In contrast, for services providers in the Fifth District, the sensitivity of prices to global supply chain pressure increased after the pandemic started. In Figure 2, we plot "prices paid" in the Richmond Fed's Survey of Service Sector Activity against the GSCPI.

Figure 2

Fifth District Services Prices Paid Verus Global Supply Chain Pressure

Prior to the pandemic, a one standard deviation increase in supply chain pressure was associated with a 0.4 percentage point increase in the 12-month growth rate of prices paid. But after February 2020, changes in prices paid by services providers were largely higher than predicted by the pre-pandemic relationship, increasing the slope of the trend line.
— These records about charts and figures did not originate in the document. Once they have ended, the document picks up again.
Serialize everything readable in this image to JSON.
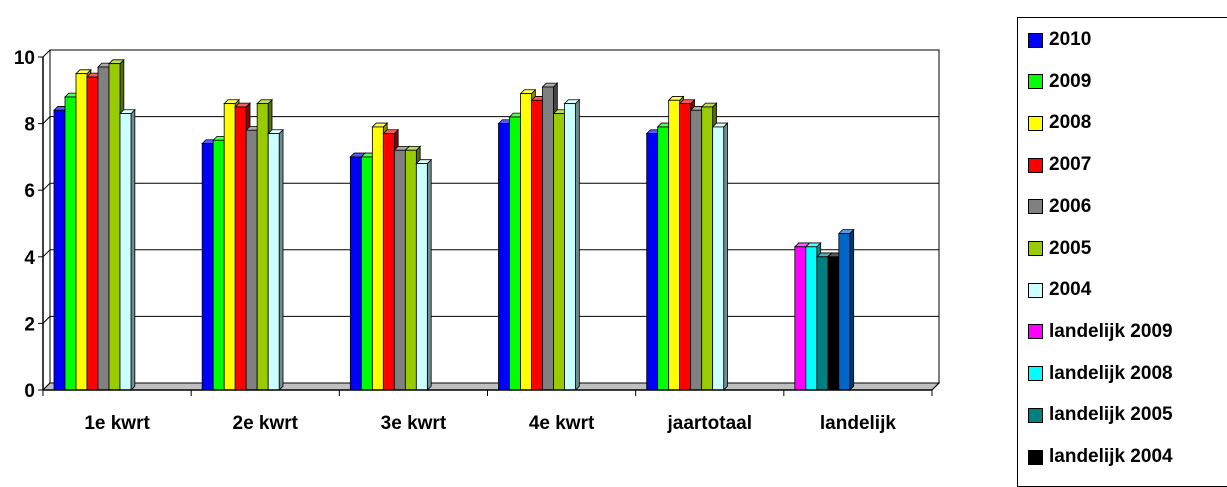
{
  "chart_data": {
    "type": "bar",
    "title": "",
    "xlabel": "",
    "ylabel": "",
    "ylim": [
      0,
      10
    ],
    "yticks": [
      "0",
      "2",
      "4",
      "6",
      "8",
      "10"
    ],
    "categories": [
      "1e kwrt",
      "2e kwrt",
      "3e kwrt",
      "4e kwrt",
      "jaartotaal",
      "landelijk"
    ],
    "grid": true,
    "legend_position": "right",
    "series": [
      {
        "name": "2010",
        "color": "#0000ff",
        "values": [
          8.4,
          7.4,
          7.0,
          8.0,
          7.7,
          null
        ]
      },
      {
        "name": "2009",
        "color": "#00ff00",
        "values": [
          8.8,
          7.5,
          7.0,
          8.2,
          7.9,
          null
        ]
      },
      {
        "name": "2008",
        "color": "#ffff00",
        "values": [
          9.5,
          8.6,
          7.9,
          8.9,
          8.7,
          null
        ]
      },
      {
        "name": "2007",
        "color": "#ff0000",
        "values": [
          9.4,
          8.5,
          7.7,
          8.7,
          8.6,
          null
        ]
      },
      {
        "name": "2006",
        "color": "#808080",
        "values": [
          9.7,
          7.8,
          7.2,
          9.1,
          8.4,
          null
        ]
      },
      {
        "name": "2005",
        "color": "#99cc00",
        "values": [
          9.8,
          8.6,
          7.2,
          8.3,
          8.5,
          null
        ]
      },
      {
        "name": "2004",
        "color": "#ccffff",
        "values": [
          8.3,
          7.7,
          6.8,
          8.6,
          7.9,
          null
        ]
      },
      {
        "name": "landelijk 2009",
        "color": "#ff00ff",
        "values": [
          null,
          null,
          null,
          null,
          null,
          4.3
        ]
      },
      {
        "name": "landelijk 2008",
        "color": "#00ffff",
        "values": [
          null,
          null,
          null,
          null,
          null,
          4.3
        ]
      },
      {
        "name": "landelijk 2005",
        "color": "#008080",
        "values": [
          null,
          null,
          null,
          null,
          null,
          4.0
        ]
      },
      {
        "name": "landelijk 2004",
        "color": "#000000",
        "values": [
          null,
          null,
          null,
          null,
          null,
          4.0
        ]
      },
      {
        "name": "",
        "color": "#0066cc",
        "values": [
          null,
          null,
          null,
          null,
          null,
          4.7
        ]
      }
    ]
  }
}
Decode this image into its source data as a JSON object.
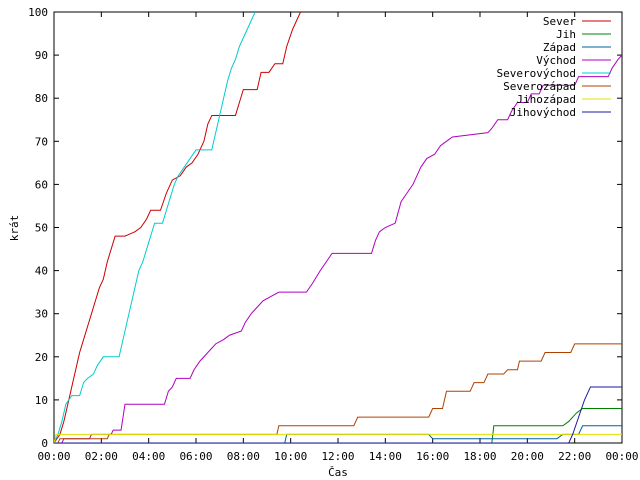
{
  "chart_data": {
    "type": "line",
    "xlabel": "Čas",
    "ylabel": "krát",
    "ylim": [
      0,
      100
    ],
    "xlim_hours": [
      0,
      24
    ],
    "grid": false,
    "legend_position": "top-right",
    "x_ticks": [
      "00:00",
      "02:00",
      "04:00",
      "06:00",
      "08:00",
      "10:00",
      "12:00",
      "14:00",
      "16:00",
      "18:00",
      "20:00",
      "22:00",
      "00:00"
    ],
    "y_ticks": [
      "0",
      "10",
      "20",
      "30",
      "40",
      "50",
      "60",
      "70",
      "80",
      "90",
      "100"
    ],
    "series": [
      {
        "name": "Sever",
        "color": "#cc0000",
        "points": [
          [
            "00:00",
            0
          ],
          [
            "00:15",
            2
          ],
          [
            "00:25",
            5
          ],
          [
            "00:35",
            9
          ],
          [
            "00:45",
            13
          ],
          [
            "00:55",
            17
          ],
          [
            "01:05",
            21
          ],
          [
            "01:15",
            24
          ],
          [
            "01:25",
            27
          ],
          [
            "01:35",
            30
          ],
          [
            "01:45",
            33
          ],
          [
            "01:55",
            36
          ],
          [
            "02:05",
            38
          ],
          [
            "02:15",
            42
          ],
          [
            "02:25",
            45
          ],
          [
            "02:35",
            48
          ],
          [
            "03:00",
            48
          ],
          [
            "03:25",
            49
          ],
          [
            "03:40",
            50
          ],
          [
            "03:55",
            52
          ],
          [
            "04:05",
            54
          ],
          [
            "04:30",
            54
          ],
          [
            "04:45",
            58
          ],
          [
            "05:00",
            61
          ],
          [
            "05:20",
            62
          ],
          [
            "05:35",
            64
          ],
          [
            "05:50",
            65
          ],
          [
            "06:05",
            67
          ],
          [
            "06:20",
            70
          ],
          [
            "06:30",
            74
          ],
          [
            "06:40",
            76
          ],
          [
            "07:40",
            76
          ],
          [
            "07:50",
            79
          ],
          [
            "08:00",
            82
          ],
          [
            "08:35",
            82
          ],
          [
            "08:45",
            86
          ],
          [
            "09:05",
            86
          ],
          [
            "09:20",
            88
          ],
          [
            "09:40",
            88
          ],
          [
            "09:50",
            92
          ],
          [
            "10:05",
            96
          ],
          [
            "10:15",
            98
          ],
          [
            "10:25",
            100
          ]
        ]
      },
      {
        "name": "Jih",
        "color": "#008000",
        "points": [
          [
            "00:00",
            0
          ],
          [
            "18:30",
            0
          ],
          [
            "18:35",
            4
          ],
          [
            "21:30",
            4
          ],
          [
            "21:45",
            5
          ],
          [
            "22:05",
            7
          ],
          [
            "22:20",
            8
          ],
          [
            "24:00",
            8
          ]
        ]
      },
      {
        "name": "Západ",
        "color": "#0060a0",
        "points": [
          [
            "00:00",
            0
          ],
          [
            "09:45",
            0
          ],
          [
            "09:50",
            2
          ],
          [
            "15:50",
            2
          ],
          [
            "16:00",
            1
          ],
          [
            "21:15",
            1
          ],
          [
            "21:30",
            2
          ],
          [
            "22:10",
            2
          ],
          [
            "22:20",
            4
          ],
          [
            "24:00",
            4
          ]
        ]
      },
      {
        "name": "Východ",
        "color": "#b000c0",
        "points": [
          [
            "00:00",
            0
          ],
          [
            "00:20",
            0
          ],
          [
            "00:25",
            1
          ],
          [
            "01:30",
            1
          ],
          [
            "01:35",
            2
          ],
          [
            "02:25",
            2
          ],
          [
            "02:30",
            3
          ],
          [
            "02:50",
            3
          ],
          [
            "03:00",
            9
          ],
          [
            "04:40",
            9
          ],
          [
            "04:50",
            12
          ],
          [
            "05:00",
            13
          ],
          [
            "05:10",
            15
          ],
          [
            "05:45",
            15
          ],
          [
            "05:55",
            17
          ],
          [
            "06:10",
            19
          ],
          [
            "06:30",
            21
          ],
          [
            "06:50",
            23
          ],
          [
            "07:10",
            24
          ],
          [
            "07:25",
            25
          ],
          [
            "07:55",
            26
          ],
          [
            "08:05",
            28
          ],
          [
            "08:20",
            30
          ],
          [
            "08:30",
            31
          ],
          [
            "08:50",
            33
          ],
          [
            "09:10",
            34
          ],
          [
            "09:30",
            35
          ],
          [
            "10:40",
            35
          ],
          [
            "10:55",
            37
          ],
          [
            "11:15",
            40
          ],
          [
            "11:30",
            42
          ],
          [
            "11:45",
            44
          ],
          [
            "13:25",
            44
          ],
          [
            "13:35",
            47
          ],
          [
            "13:45",
            49
          ],
          [
            "14:00",
            50
          ],
          [
            "14:25",
            51
          ],
          [
            "14:40",
            56
          ],
          [
            "14:55",
            58
          ],
          [
            "15:10",
            60
          ],
          [
            "15:20",
            62
          ],
          [
            "15:30",
            64
          ],
          [
            "15:45",
            66
          ],
          [
            "16:05",
            67
          ],
          [
            "16:20",
            69
          ],
          [
            "16:35",
            70
          ],
          [
            "16:50",
            71
          ],
          [
            "18:20",
            72
          ],
          [
            "18:30",
            73
          ],
          [
            "18:45",
            75
          ],
          [
            "19:10",
            75
          ],
          [
            "19:20",
            77
          ],
          [
            "19:35",
            79
          ],
          [
            "20:00",
            79
          ],
          [
            "20:10",
            81
          ],
          [
            "20:30",
            81
          ],
          [
            "20:40",
            83
          ],
          [
            "22:00",
            83
          ],
          [
            "22:10",
            85
          ],
          [
            "23:25",
            85
          ],
          [
            "23:35",
            87
          ],
          [
            "23:50",
            89
          ],
          [
            "24:00",
            90
          ]
        ]
      },
      {
        "name": "Severovýchod",
        "color": "#00cccc",
        "points": [
          [
            "00:00",
            0
          ],
          [
            "00:10",
            2
          ],
          [
            "00:20",
            5
          ],
          [
            "00:30",
            9
          ],
          [
            "00:45",
            11
          ],
          [
            "01:05",
            11
          ],
          [
            "01:15",
            14
          ],
          [
            "01:25",
            15
          ],
          [
            "01:40",
            16
          ],
          [
            "01:50",
            18
          ],
          [
            "02:05",
            20
          ],
          [
            "02:45",
            20
          ],
          [
            "02:55",
            24
          ],
          [
            "03:10",
            30
          ],
          [
            "03:25",
            36
          ],
          [
            "03:35",
            40
          ],
          [
            "03:45",
            42
          ],
          [
            "03:55",
            45
          ],
          [
            "04:05",
            48
          ],
          [
            "04:15",
            51
          ],
          [
            "04:35",
            51
          ],
          [
            "04:45",
            54
          ],
          [
            "04:55",
            57
          ],
          [
            "05:05",
            60
          ],
          [
            "05:15",
            62
          ],
          [
            "05:30",
            64
          ],
          [
            "05:45",
            66
          ],
          [
            "06:00",
            68
          ],
          [
            "06:40",
            68
          ],
          [
            "06:50",
            72
          ],
          [
            "07:00",
            76
          ],
          [
            "07:10",
            80
          ],
          [
            "07:20",
            84
          ],
          [
            "07:30",
            87
          ],
          [
            "07:40",
            89
          ],
          [
            "07:50",
            92
          ],
          [
            "08:00",
            94
          ],
          [
            "08:10",
            96
          ],
          [
            "08:20",
            98
          ],
          [
            "08:30",
            100
          ]
        ]
      },
      {
        "name": "Severozápad",
        "color": "#b04000",
        "points": [
          [
            "00:00",
            0
          ],
          [
            "00:10",
            0
          ],
          [
            "00:15",
            1
          ],
          [
            "02:15",
            1
          ],
          [
            "02:20",
            2
          ],
          [
            "09:25",
            2
          ],
          [
            "09:30",
            4
          ],
          [
            "12:40",
            4
          ],
          [
            "12:50",
            6
          ],
          [
            "15:50",
            6
          ],
          [
            "16:00",
            8
          ],
          [
            "16:25",
            8
          ],
          [
            "16:35",
            12
          ],
          [
            "17:35",
            12
          ],
          [
            "17:45",
            14
          ],
          [
            "18:10",
            14
          ],
          [
            "18:20",
            16
          ],
          [
            "19:00",
            16
          ],
          [
            "19:10",
            17
          ],
          [
            "19:35",
            17
          ],
          [
            "19:40",
            19
          ],
          [
            "20:35",
            19
          ],
          [
            "20:45",
            21
          ],
          [
            "21:50",
            21
          ],
          [
            "22:00",
            23
          ],
          [
            "24:00",
            23
          ]
        ]
      },
      {
        "name": "Jihozápad",
        "color": "#e0e000",
        "points": [
          [
            "00:00",
            0
          ],
          [
            "00:05",
            2
          ],
          [
            "24:00",
            2
          ]
        ]
      },
      {
        "name": "Jihovýchod",
        "color": "#1a1aa0",
        "points": [
          [
            "00:00",
            0
          ],
          [
            "21:45",
            0
          ],
          [
            "21:55",
            2
          ],
          [
            "22:10",
            6
          ],
          [
            "22:25",
            10
          ],
          [
            "22:40",
            13
          ],
          [
            "24:00",
            13
          ]
        ]
      }
    ]
  }
}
Incorporating the full data through December 2021, a one standard deviation increase in supply chain pressure is now estimated to cause a 0.8 percentage point increase in the 12-month growth rate of prices paid.

It may seem strange that services providers have become more sensitive to global supply chain stress than manufacturers. But alongside the typical activities one might have in mind when thinking of services — like hairdressers, store cashiers, restaurant waitstaff and computer programmers — the Richmond Fed's services survey includes firms in the agriculture, mining, utilities and construction industries (and might be more accurately called a "nonmanufacturing" survey). For instance, construction firms make up about 9 percent of the panel of firms surveyed in the services survey. Businesses in these industries may be very dependent on the pricing and availability of materials and commodities, and recent supply chain disruptions may have caused a dramatic change in the way they do business.


Views expressed in this article are those of the author and not necessarily those of the Federal Reserve Bank of Richmond or the Federal Reserve System.